There is a high possibility that an organization may contain up to four different generations of employees. While it may not be easy to determine the formation of a person’s generational identity, research reveals that it starts early in a person’s life (Everett, 2011, p. 6). Theoretically, people who are born during a specific era may form unique beliefs, values, personalities, and perceptions of fun in the firm. As such, it may be assumed that value systems and personalities are heavily dictated by a broad range of forces like peers, parents, popular culture and media. Baby Boomers are said to be self-motivated and naturally competitive and can view fun in the workplace as counterproductive. Generation X tends to demand a work-play balance. As such. Generation X has a high likelihood to value creativity, fun, and informality. Employees in Generation Y, also called Millennials born between 1981 and 2000 have been coached and coddled by their apologetic caregivers leading them to develop over-confidence and strong ambitions. Unlike Generation X who may be neutral concerning workplace fun and the Baby Boomers who may disregard fun, Millennials view workplace fun as a requirement. Therefore, managers should recognize that not every generation can be comfortable with fun workplace culture.

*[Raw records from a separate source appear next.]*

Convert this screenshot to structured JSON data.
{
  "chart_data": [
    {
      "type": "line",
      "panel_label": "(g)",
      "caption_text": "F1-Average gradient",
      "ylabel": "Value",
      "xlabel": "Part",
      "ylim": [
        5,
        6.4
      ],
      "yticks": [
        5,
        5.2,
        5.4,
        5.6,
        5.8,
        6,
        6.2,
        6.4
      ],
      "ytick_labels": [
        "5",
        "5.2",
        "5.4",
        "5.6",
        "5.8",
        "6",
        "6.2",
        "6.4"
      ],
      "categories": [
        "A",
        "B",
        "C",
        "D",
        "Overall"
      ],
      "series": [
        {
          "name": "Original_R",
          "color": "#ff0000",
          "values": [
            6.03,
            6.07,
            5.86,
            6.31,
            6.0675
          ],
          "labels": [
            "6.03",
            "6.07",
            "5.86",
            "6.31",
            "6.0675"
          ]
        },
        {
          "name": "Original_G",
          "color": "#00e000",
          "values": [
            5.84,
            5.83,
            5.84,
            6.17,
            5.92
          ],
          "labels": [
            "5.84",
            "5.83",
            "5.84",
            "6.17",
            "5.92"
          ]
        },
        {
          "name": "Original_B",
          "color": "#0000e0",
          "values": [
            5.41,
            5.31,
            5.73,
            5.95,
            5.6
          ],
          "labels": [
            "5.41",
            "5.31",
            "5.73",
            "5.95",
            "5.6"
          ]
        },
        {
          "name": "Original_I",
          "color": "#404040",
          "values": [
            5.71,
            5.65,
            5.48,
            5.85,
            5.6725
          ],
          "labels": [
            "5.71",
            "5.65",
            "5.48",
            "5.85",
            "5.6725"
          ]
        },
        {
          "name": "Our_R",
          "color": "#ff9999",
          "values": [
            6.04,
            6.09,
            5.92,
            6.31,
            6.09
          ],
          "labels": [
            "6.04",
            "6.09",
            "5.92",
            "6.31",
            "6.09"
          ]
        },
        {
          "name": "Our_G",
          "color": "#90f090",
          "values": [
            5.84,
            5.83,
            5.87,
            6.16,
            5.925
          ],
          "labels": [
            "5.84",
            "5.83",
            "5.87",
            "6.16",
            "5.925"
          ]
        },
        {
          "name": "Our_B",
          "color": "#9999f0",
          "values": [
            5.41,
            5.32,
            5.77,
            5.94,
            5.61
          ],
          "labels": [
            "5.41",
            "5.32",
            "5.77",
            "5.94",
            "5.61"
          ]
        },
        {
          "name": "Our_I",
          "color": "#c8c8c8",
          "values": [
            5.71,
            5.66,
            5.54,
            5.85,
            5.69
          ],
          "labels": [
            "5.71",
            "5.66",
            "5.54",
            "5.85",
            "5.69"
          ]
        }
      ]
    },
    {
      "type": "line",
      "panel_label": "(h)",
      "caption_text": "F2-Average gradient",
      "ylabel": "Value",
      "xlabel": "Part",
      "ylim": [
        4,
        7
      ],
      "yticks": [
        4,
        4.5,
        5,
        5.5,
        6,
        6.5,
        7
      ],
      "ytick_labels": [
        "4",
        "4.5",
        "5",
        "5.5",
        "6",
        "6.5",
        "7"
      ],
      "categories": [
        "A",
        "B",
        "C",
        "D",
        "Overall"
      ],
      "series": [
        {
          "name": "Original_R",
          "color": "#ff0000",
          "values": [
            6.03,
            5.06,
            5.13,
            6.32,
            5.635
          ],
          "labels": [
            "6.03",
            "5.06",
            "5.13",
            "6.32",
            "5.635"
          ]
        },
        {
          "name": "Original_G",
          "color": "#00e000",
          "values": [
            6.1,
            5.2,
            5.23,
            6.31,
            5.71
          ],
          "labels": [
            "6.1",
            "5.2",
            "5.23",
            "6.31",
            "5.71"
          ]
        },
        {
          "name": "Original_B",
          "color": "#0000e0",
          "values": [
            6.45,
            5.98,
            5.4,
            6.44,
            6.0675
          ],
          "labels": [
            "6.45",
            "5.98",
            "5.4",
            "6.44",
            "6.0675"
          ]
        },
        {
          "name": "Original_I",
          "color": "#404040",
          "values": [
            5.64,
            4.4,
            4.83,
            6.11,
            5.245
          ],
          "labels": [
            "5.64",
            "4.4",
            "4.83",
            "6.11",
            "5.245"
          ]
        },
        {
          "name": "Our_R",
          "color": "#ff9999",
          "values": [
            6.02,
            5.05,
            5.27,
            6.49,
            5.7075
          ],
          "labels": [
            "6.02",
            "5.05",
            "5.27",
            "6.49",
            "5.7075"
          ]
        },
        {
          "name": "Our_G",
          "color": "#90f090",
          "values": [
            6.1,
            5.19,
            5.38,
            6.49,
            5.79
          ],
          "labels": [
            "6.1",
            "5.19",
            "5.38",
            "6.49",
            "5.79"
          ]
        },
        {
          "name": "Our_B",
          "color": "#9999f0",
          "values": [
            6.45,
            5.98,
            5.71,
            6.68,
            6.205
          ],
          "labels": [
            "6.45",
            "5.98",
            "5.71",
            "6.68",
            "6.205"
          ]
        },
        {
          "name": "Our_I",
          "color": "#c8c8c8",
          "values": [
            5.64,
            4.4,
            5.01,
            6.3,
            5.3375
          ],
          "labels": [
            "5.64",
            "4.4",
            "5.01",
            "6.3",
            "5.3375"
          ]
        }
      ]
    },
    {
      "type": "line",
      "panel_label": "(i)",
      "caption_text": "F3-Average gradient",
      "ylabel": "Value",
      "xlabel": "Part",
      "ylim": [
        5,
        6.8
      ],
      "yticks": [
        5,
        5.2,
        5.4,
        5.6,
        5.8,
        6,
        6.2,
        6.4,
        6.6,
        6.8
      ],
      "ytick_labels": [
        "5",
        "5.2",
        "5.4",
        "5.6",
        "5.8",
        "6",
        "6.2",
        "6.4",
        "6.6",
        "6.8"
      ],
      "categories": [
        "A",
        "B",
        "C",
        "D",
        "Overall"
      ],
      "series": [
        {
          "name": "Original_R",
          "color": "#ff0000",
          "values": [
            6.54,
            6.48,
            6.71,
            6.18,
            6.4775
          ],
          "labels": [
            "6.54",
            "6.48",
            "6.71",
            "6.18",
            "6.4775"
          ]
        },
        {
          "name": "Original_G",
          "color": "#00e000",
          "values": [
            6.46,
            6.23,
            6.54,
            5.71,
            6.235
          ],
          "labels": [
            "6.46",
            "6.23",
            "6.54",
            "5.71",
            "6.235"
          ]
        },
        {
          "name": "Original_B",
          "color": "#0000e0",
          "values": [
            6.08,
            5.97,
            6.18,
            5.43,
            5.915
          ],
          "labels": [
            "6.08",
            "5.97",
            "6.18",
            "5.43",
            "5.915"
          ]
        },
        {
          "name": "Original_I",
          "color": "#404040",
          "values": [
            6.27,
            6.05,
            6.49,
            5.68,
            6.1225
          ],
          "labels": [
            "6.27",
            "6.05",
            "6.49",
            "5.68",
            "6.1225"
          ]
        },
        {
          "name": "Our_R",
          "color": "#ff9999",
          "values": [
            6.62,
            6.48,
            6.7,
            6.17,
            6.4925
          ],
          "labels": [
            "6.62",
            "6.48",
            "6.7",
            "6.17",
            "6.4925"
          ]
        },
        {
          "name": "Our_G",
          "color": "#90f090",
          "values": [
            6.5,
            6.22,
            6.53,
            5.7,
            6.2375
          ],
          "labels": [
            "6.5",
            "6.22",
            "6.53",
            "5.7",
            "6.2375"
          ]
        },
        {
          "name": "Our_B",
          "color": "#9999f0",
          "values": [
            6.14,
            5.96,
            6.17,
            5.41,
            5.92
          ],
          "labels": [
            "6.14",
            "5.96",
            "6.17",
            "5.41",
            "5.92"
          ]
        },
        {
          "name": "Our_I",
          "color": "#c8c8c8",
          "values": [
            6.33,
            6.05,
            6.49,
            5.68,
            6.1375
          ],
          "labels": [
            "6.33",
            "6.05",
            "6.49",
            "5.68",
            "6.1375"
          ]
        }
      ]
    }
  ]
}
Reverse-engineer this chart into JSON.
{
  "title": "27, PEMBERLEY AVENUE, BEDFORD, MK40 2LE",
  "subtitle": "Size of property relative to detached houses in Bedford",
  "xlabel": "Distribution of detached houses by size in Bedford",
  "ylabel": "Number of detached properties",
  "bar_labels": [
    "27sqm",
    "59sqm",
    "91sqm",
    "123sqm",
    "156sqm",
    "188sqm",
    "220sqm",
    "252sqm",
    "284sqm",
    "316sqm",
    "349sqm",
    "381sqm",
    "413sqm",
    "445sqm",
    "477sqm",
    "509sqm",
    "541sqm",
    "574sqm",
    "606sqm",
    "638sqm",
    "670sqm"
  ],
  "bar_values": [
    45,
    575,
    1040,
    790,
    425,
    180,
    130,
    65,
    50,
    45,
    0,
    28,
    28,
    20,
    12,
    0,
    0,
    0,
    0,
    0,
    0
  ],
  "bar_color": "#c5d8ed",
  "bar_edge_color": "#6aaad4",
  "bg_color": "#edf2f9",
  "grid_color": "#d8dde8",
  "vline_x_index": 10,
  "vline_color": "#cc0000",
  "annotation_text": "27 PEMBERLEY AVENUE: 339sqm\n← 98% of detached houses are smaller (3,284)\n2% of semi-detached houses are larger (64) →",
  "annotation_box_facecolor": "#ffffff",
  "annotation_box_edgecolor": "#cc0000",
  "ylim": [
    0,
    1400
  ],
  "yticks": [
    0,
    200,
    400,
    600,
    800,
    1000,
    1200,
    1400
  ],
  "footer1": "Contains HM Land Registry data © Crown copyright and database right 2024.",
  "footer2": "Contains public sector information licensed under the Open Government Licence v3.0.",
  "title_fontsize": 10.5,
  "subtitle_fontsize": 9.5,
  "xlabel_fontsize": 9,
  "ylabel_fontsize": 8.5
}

Although a fun corporate culture promotes commitment, motivation, satisfaction, productivity and trust in the workplace, managers should be aware of some limitations associated with workplace fun like generational differences, misuse by employees, loss of discipline and negative employee attitudes toward personal jokes. Organizing fun events in the workplace make employees feel recognized and respected for their hard work, thus increasing motivation. Employees may be exposed to different stressful situations, making jokes and fun important in relieving workplace stress. However, the Baby Boomers in the organization may not appreciate fun as a motivating factor. Workplace fun may also encourage indiscipline as some lazy employees may major on making funs at the expense of executing their roles in the firm.